Landfill solar

BQ Energy Development put a solar array at an old landfill in Beacon, Dutchess County. The company will do the same at two former landfills in Yates County.

PENN YAN — Two Yates County landfills closed for decades will have new life.

As solar farms.

County officials recently signed a contract with BQ Energy Development, which will put solar arrays at the Torrey landfill on Long Point Road and Potter landfill on Hagerty Road. BQ is based in Wappinger Falls, Dutchess County.

Yates County Administrator Nonie Flynn said the county received proposals from six companies after discussing solar facilities at the capped landfills more than a year ago. The Legislature backed the agreement with BQ earlier this year.

“Now, more than ever, the county is looking for ways to reduce our expenditures (through electricity discounts) and increase revenue (through solar development),” said Flynn, noting the county will receive an annual payment of $200,000 through a power purchase agreement and lease once the panels are operational.

“This is a great use of land that was deemed non-usable for years and we were able to turn it into something so positive for the county,” added Legislator Dan Banach.

Paul Curran, BQ Energy’s managing director, said the company specializes in renewable energy projects at old landfills and brownfield sites.

“That is pretty much all we do, repurpose landfills and brownfield sites,” he said, noting the company has also done three solar projects at an old oil refinery in Olean and a wind power project at an abandoned steel mill in Lackawanna.

BQ will work with New York State Electric & Gas and the state Department of Environmental Conservation, a process that could take six months or more. Construction could begin later this year or 2021.

Unlike solar arrays with posts that are drilled into the ground, Curran said the landfill projects will see posts mounted on concrete tubs about the size of a small swimming pool.
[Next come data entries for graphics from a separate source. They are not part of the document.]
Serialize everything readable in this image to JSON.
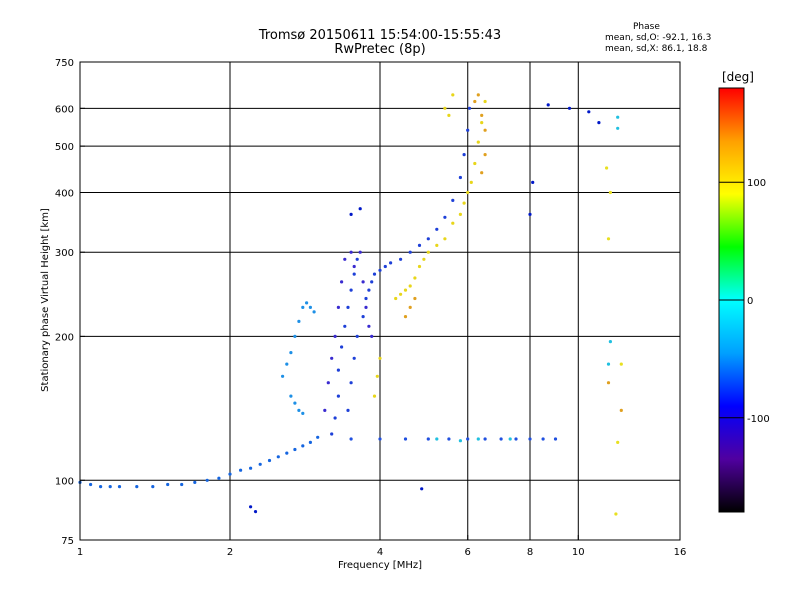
{
  "chart_data": {
    "type": "scatter",
    "title": "Tromsø 20150611 15:54:00-15:55:43",
    "subtitle": "RwPretec (8p)",
    "xlabel": "Frequency [MHz]",
    "ylabel": "Stationary phase Virtual Height [km]",
    "x_scale": "log",
    "y_scale": "log",
    "xlim": [
      1,
      16
    ],
    "ylim": [
      75,
      750
    ],
    "x_ticks": [
      1,
      2,
      4,
      6,
      8,
      10,
      16
    ],
    "x_tick_labels": [
      "1",
      "2",
      "4",
      "6",
      "8",
      "10",
      "16"
    ],
    "x_gridlines": [
      2,
      4,
      6,
      8,
      10
    ],
    "y_ticks": [
      75,
      100,
      200,
      300,
      400,
      500,
      600,
      750
    ],
    "y_tick_labels": [
      "75",
      "100",
      "200",
      "300",
      "400",
      "500",
      "600",
      "750"
    ],
    "y_gridlines": [
      100,
      200,
      300,
      400,
      500,
      600
    ],
    "grid": true,
    "phase_stats": {
      "title": "Phase",
      "o_mode": "mean, sd,O: -92.1, 16.3",
      "x_mode": "mean, sd,X: 86.1, 18.8"
    },
    "colorbar": {
      "label": "[deg]",
      "range": [
        -180,
        180
      ],
      "ticks": [
        100,
        0,
        -100
      ],
      "tick_labels": [
        "100",
        "0",
        "-100"
      ],
      "colors": [
        "#000000",
        "#5000a0",
        "#0000ff",
        "#00a0ff",
        "#00ffff",
        "#00ff00",
        "#ffff00",
        "#ffa000",
        "#ff0000"
      ],
      "placement": "right"
    },
    "series": [
      {
        "phase_color": "#1565e0",
        "points": [
          [
            1.0,
            99
          ],
          [
            1.05,
            98
          ],
          [
            1.1,
            97
          ],
          [
            1.15,
            97
          ],
          [
            1.2,
            97
          ],
          [
            1.3,
            97
          ],
          [
            1.4,
            97
          ],
          [
            1.5,
            98
          ],
          [
            1.6,
            98
          ],
          [
            1.7,
            99
          ],
          [
            1.8,
            100
          ],
          [
            1.9,
            101
          ],
          [
            2.0,
            103
          ],
          [
            2.1,
            105
          ],
          [
            2.2,
            106
          ],
          [
            2.3,
            108
          ],
          [
            2.4,
            110
          ],
          [
            2.5,
            112
          ],
          [
            2.6,
            114
          ],
          [
            2.7,
            116
          ],
          [
            2.8,
            118
          ],
          [
            2.9,
            120
          ],
          [
            3.0,
            123
          ]
        ]
      },
      {
        "phase_color": "#1e40d8",
        "points": [
          [
            3.2,
            125
          ],
          [
            3.25,
            135
          ],
          [
            3.3,
            150
          ],
          [
            3.3,
            170
          ],
          [
            3.35,
            190
          ],
          [
            3.4,
            210
          ],
          [
            3.45,
            230
          ],
          [
            3.5,
            250
          ],
          [
            3.55,
            270
          ],
          [
            3.6,
            290
          ],
          [
            3.45,
            140
          ],
          [
            3.5,
            160
          ],
          [
            3.55,
            180
          ],
          [
            3.6,
            200
          ],
          [
            3.7,
            220
          ],
          [
            3.75,
            240
          ],
          [
            3.8,
            250
          ],
          [
            3.85,
            260
          ],
          [
            3.9,
            270
          ],
          [
            4.0,
            275
          ],
          [
            4.1,
            280
          ],
          [
            4.2,
            285
          ],
          [
            4.4,
            290
          ],
          [
            4.6,
            300
          ],
          [
            4.8,
            310
          ],
          [
            5.0,
            320
          ],
          [
            5.2,
            335
          ],
          [
            5.4,
            355
          ],
          [
            5.6,
            385
          ],
          [
            5.8,
            430
          ],
          [
            5.9,
            480
          ],
          [
            6.0,
            540
          ],
          [
            6.05,
            600
          ]
        ]
      },
      {
        "phase_color": "#3a2bd0",
        "points": [
          [
            3.1,
            140
          ],
          [
            3.15,
            160
          ],
          [
            3.2,
            180
          ],
          [
            3.25,
            200
          ],
          [
            3.3,
            230
          ],
          [
            3.35,
            260
          ],
          [
            3.4,
            290
          ],
          [
            3.5,
            300
          ],
          [
            3.55,
            280
          ],
          [
            3.65,
            300
          ],
          [
            3.7,
            260
          ],
          [
            3.75,
            230
          ],
          [
            3.8,
            210
          ],
          [
            3.85,
            200
          ]
        ]
      },
      {
        "phase_color": "#1e90e6",
        "points": [
          [
            2.55,
            165
          ],
          [
            2.6,
            175
          ],
          [
            2.65,
            185
          ],
          [
            2.7,
            200
          ],
          [
            2.75,
            215
          ],
          [
            2.8,
            230
          ],
          [
            2.85,
            235
          ],
          [
            2.9,
            230
          ],
          [
            2.95,
            225
          ],
          [
            2.65,
            150
          ],
          [
            2.7,
            145
          ],
          [
            2.75,
            140
          ],
          [
            2.8,
            138
          ]
        ]
      },
      {
        "phase_color": "#e8d61a",
        "points": [
          [
            4.3,
            240
          ],
          [
            4.4,
            245
          ],
          [
            4.5,
            250
          ],
          [
            4.6,
            255
          ],
          [
            4.7,
            265
          ],
          [
            4.8,
            280
          ],
          [
            4.9,
            290
          ],
          [
            5.0,
            300
          ],
          [
            5.2,
            310
          ],
          [
            5.4,
            320
          ],
          [
            5.6,
            345
          ],
          [
            5.8,
            360
          ],
          [
            5.9,
            380
          ],
          [
            6.0,
            400
          ],
          [
            6.1,
            420
          ],
          [
            6.2,
            460
          ],
          [
            6.3,
            510
          ],
          [
            6.4,
            560
          ],
          [
            6.5,
            620
          ],
          [
            3.9,
            150
          ],
          [
            3.95,
            165
          ],
          [
            4.0,
            180
          ],
          [
            5.4,
            600
          ],
          [
            5.6,
            640
          ],
          [
            5.5,
            580
          ]
        ]
      },
      {
        "phase_color": "#e0a020",
        "points": [
          [
            4.5,
            220
          ],
          [
            4.6,
            230
          ],
          [
            4.7,
            240
          ],
          [
            6.2,
            620
          ],
          [
            6.3,
            640
          ],
          [
            6.4,
            580
          ],
          [
            6.5,
            540
          ],
          [
            6.5,
            480
          ],
          [
            6.4,
            440
          ],
          [
            11.5,
            160
          ],
          [
            12.2,
            140
          ]
        ]
      },
      {
        "phase_color": "#2050e0",
        "points": [
          [
            3.5,
            122
          ],
          [
            4.0,
            122
          ],
          [
            4.5,
            122
          ],
          [
            5.0,
            122
          ],
          [
            5.5,
            122
          ],
          [
            6.0,
            122
          ],
          [
            6.5,
            122
          ],
          [
            7.0,
            122
          ],
          [
            7.5,
            122
          ],
          [
            8.0,
            122
          ],
          [
            8.5,
            122
          ],
          [
            9.0,
            122
          ]
        ]
      },
      {
        "phase_color": "#20c0e0",
        "points": [
          [
            5.2,
            122
          ],
          [
            5.8,
            121
          ],
          [
            6.3,
            122
          ],
          [
            7.3,
            122
          ],
          [
            11.6,
            195
          ],
          [
            11.5,
            175
          ],
          [
            12.0,
            575
          ],
          [
            12.0,
            545
          ]
        ]
      },
      {
        "phase_color": "#0018c8",
        "points": [
          [
            8.7,
            610
          ],
          [
            9.6,
            600
          ],
          [
            10.5,
            590
          ],
          [
            11.0,
            560
          ],
          [
            8.1,
            420
          ],
          [
            8.0,
            360
          ],
          [
            2.2,
            88
          ],
          [
            2.25,
            86
          ],
          [
            4.85,
            96
          ],
          [
            3.65,
            370
          ],
          [
            3.5,
            360
          ]
        ]
      },
      {
        "phase_color": "#e8e020",
        "points": [
          [
            11.5,
            320
          ],
          [
            11.6,
            400
          ],
          [
            11.4,
            450
          ],
          [
            12.0,
            120
          ],
          [
            11.9,
            85
          ],
          [
            12.2,
            175
          ]
        ]
      }
    ]
  }
}
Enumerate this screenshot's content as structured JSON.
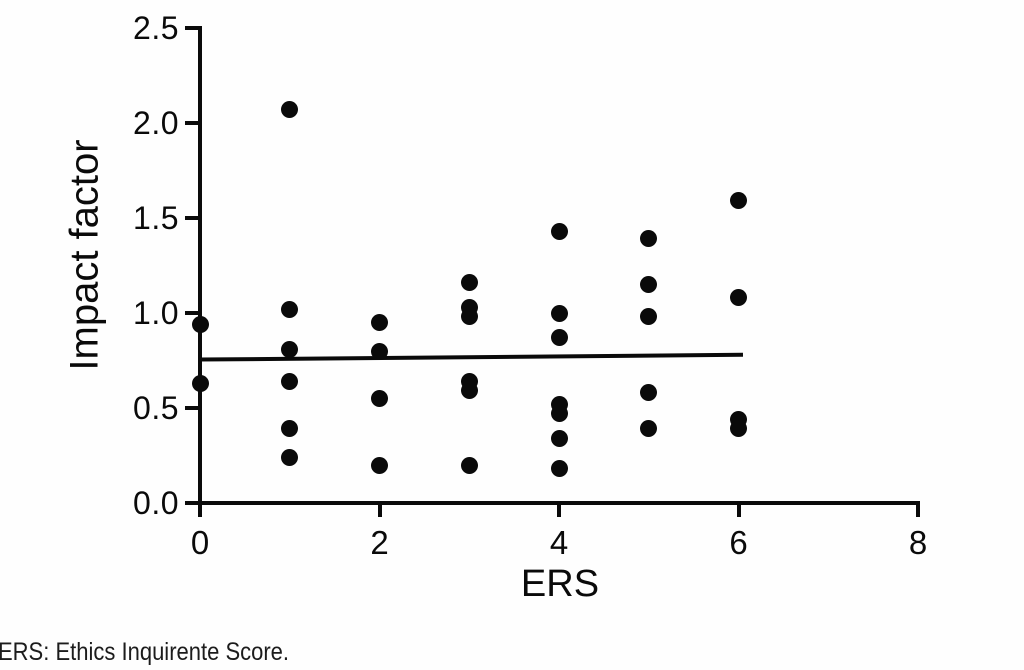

“We do not piledrive. Everything stays on the surface,” he said. “Whenever we work on a project at a landfill, rule one is to have respect for the property. There is a very strict protocol that we work with the DEC on. We have worked with them on many of these projects.”

Curran said the projects, which will cover a couple of hundreds of acres combined, will power about 5,000 homes. The lease will run for 35 years.

“These landfill properties have been large dead sites for decades,” added Jim Falsetti, director of BQ Energy Development. “By proactively seeking to move these long-term environmentally projects forward, Yates County will bring both economic and environmental benefits to the community to decades to come.”